Playing the Part by Darcy Daniel - Fiction
Anthea Cane is a successful actress--well, action star. Her films are mostly about how hot she looks silhouetted by fiery explosions. But Anthea is determined to prove she's more than just a body. With the role of a lifetime up for grabs--a serious adaptation of her favorite novel--Anthea sets off to her small hometown in the name of research.
Cole Daniel is a blind farmer with no patience for divas, especially one who mercilessly teased him as a young boy. When Anthea shows up using a fake name and pestering him into letting her stay, he can't pass up the opportunity to torment her just a little.
But Anthea won't let the stubborn farmer deter her from her goal, even if he is hotter than any man she's ever met. Cole finds his form of payback less than satisfying when Anthea keeps turning the tables on him, proving her mettle and gaining his respect. Will Anthea's research land her a man, as well as the part?
"And how's my beautiful star holding up?"

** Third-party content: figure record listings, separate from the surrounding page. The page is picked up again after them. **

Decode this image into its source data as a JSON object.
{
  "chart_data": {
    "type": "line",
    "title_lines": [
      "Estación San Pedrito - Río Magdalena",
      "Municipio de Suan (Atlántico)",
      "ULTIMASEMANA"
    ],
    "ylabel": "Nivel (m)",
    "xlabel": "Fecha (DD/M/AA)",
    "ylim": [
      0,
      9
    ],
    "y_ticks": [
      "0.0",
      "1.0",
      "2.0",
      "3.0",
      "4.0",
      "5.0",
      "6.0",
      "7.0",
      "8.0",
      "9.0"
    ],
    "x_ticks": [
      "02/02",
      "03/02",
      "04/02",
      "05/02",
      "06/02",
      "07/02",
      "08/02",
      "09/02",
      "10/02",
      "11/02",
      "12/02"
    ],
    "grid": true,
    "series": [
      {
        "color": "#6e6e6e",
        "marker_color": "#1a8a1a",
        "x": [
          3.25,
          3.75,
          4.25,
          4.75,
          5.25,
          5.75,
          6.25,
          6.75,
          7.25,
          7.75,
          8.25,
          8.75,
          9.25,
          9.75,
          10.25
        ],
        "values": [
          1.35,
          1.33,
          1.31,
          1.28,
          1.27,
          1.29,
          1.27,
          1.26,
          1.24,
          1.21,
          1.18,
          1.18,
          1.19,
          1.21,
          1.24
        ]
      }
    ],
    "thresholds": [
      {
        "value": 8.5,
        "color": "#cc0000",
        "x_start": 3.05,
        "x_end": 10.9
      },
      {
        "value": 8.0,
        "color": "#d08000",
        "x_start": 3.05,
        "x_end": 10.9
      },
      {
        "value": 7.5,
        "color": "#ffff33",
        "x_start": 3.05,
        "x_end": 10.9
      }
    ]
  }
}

Anthea Cane froze as Marshall Brand jostled in beside her at the crowded bar, his strong aftershave engulfing her in an invisible cloud of eye-watering fumes. Blinking, she fought the urge to shy away when he placed a hand on her lower back. As the producer of the three movies she'd starred in, Anthea refused to let Marshall's sleaziness get in the way of their professional relationship. Tonight, she wanted to bask in the glow of success, not deal with his oily come-ons.
Avoiding eye contact, she glanced around the crowded cinema foyer. Ten minutes earlier, the VIP guests had watched her star as Alex Stark in the Australian premiere of A Kick to the Heart. A Kick to the Head, the first film in the action-parody franchise, had done great box-office business, as had the sequel, A Kick to the Guts. How successful this third and final installment would prove to be was anyone's guess.
Thinking about all three ridiculous titles brought an embarrassed flush to her cheeks. Although grateful to the Kick movies for shooting her to instant fame, what she wanted more than anything was a serious, meaty role. Something more than Alex Stark's cold assassin could offer. Something with meaning.
Marshall Brand's clammy fingers drifted down her back. Eager to escape the unwanted attention, she leaned in close to be heard over the crowd. "Would you excuse me?"
"Don't tell me you're leaving already?" he said, moving in even closer.
"I just need to use the little girls' room."
Marshall's eyes brightened, no doubt believing she wanted to freshen up for him. Right.
"By all means," he said, and gave her a wink that made her skin crawl.
Was it any wonder she no longer dated? After the success of the first Kick movie, she soon discovered men only wanted one thing: To bed her screen persona, Alex Stark. No one seemed interested in getting to know Anthea Cane. And so had begun the habit of accompanying her brother Ethan, who also acted as her manager, to these events with the hope of warding off any unwanted advances.
She squeezed through the throng of producers, studio executives and agents, and scanned the crowd for Ethan. As usual, he'd managed to disappear when she needed him most. Though how could she blame him? Being seen with his little sister probably didn't do much for him in the dating department.
Safely ensconced in a ladies' stall, Anthea fished her cell phone from her purse. With the intention of asking Ethan's help in escaping Marshall Brand, she navigated to the contacts screen. Just as she was about to press the dial button, two sets of stilettos clicked across the bathroom tiles.
A high-pitched woman's voice said, "That was even more absurd than the second one."
Anthea frowned as their stall doors banged shut.
A deeper female voice responded, "Marshall intends to screw her tonight. If you ask me, she'd better leap at the chance. After the dismal performance we just witnessed, no one in their right mind would ever hire her again."
Anthea's mouth dropped open. Not because of Marshall Brand's intentions--which came as no surprise--but because of the brutal critique of her performance.
"I agree," said the high-pitched voice. "But really, Marshall shouldn't waste his time with an absolute D-grader like her." Both women chuckled as their toilets flushed.
Anthea's grip tightened on her cell phone. She'd starred in three movies, for heaven's sake. Okay, they were parodies, but the box-office takings didn't lie.